Wat winterhanden zijn, weet Arnold – in het verhaal Winterhanden in de gelijknamige bundel van Stephan Enter – niet, en hij durft het ook niet te vragen als hij kletsnat en koud na en middagje sneeuw en ijs een reprimande van zijn moeder krijgt.
Ik vrees echter het ergste voor Arnold als ik het volgende lees:
‘Drieëntwintig tellen kon ik mijn handen tegen de radiator houden voor het te heet werd.’
en even daarna:
‘Ik keek naar mijn handen. Ze jeukten op een rare manier, alsof ik ze had verbrand.’
Zelf heb ik er geen last van, van winterhanden. En het ongemak van wintertenen ken ik ook niet. Ik heb winterbenen. Winterbovenbenen om precies te zijn.

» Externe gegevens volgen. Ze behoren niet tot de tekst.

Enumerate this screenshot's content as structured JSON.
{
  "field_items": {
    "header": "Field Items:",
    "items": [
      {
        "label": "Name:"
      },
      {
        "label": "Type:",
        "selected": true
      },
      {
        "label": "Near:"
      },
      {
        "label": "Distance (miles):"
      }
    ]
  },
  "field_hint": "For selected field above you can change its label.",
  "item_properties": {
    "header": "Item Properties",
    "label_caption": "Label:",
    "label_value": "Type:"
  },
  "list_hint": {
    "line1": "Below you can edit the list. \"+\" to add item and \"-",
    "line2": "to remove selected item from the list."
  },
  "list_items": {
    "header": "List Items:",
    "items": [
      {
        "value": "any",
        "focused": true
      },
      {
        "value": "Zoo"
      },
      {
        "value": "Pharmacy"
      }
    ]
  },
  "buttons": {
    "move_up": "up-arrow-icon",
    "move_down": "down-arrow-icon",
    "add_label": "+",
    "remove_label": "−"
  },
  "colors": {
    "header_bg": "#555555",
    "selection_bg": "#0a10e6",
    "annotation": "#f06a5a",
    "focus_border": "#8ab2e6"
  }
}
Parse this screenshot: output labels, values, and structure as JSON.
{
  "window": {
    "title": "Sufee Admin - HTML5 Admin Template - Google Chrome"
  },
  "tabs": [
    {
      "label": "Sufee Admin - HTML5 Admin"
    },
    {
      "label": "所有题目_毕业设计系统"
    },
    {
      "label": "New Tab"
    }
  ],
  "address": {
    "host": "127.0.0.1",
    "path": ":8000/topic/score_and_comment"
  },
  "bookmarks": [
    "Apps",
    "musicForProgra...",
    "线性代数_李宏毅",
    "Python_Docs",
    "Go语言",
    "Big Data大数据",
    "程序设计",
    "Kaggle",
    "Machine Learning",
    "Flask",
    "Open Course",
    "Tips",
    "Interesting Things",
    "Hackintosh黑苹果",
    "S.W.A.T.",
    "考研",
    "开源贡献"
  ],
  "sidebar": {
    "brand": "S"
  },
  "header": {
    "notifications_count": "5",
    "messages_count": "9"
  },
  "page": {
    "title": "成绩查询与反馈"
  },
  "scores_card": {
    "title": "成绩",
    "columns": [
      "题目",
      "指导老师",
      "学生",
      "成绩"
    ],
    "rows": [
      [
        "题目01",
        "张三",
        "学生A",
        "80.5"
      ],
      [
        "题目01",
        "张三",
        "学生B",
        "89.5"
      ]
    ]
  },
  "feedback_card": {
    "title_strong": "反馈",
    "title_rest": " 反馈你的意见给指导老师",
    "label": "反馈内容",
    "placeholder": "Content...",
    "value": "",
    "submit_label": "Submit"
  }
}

Ik weet nog precies sinds wanneer. Ik heb winterbovenbenen sinds 9 december 2002.
Op die dag was ik zo eigenwijs om door de kou, in de striemende regen te lang door de stad te lopen. Ik voelde mijn bovenbenen kouder en kouder, en gevoellozer, worden. Ik was onderweg naar de Balie waar ik ging luisteren naar iemand die me dierbaar was en nog altijd is, en ik dacht dat door de stad slenteren dé manier was om in de stemming te komen.
Eenmaal ter plekke kreeg ik – een dierbare vriendin, zo werd ik tot mijn eigen verbazing geïntroduceerd – een warm onthaal. Ik was de kou gauw kwijt.
Maar elk jaar, als de vorst voor het eerst in de lucht zit, tintelen mijn bovenbenen en vraag ik me af: ‘C., waar ben je?’
Op 20 november 2013 is Stephan Enter te gast bij de Stichting Literaire Activiteiten Zwolle. Daarom herlees ik zijn werk integraal.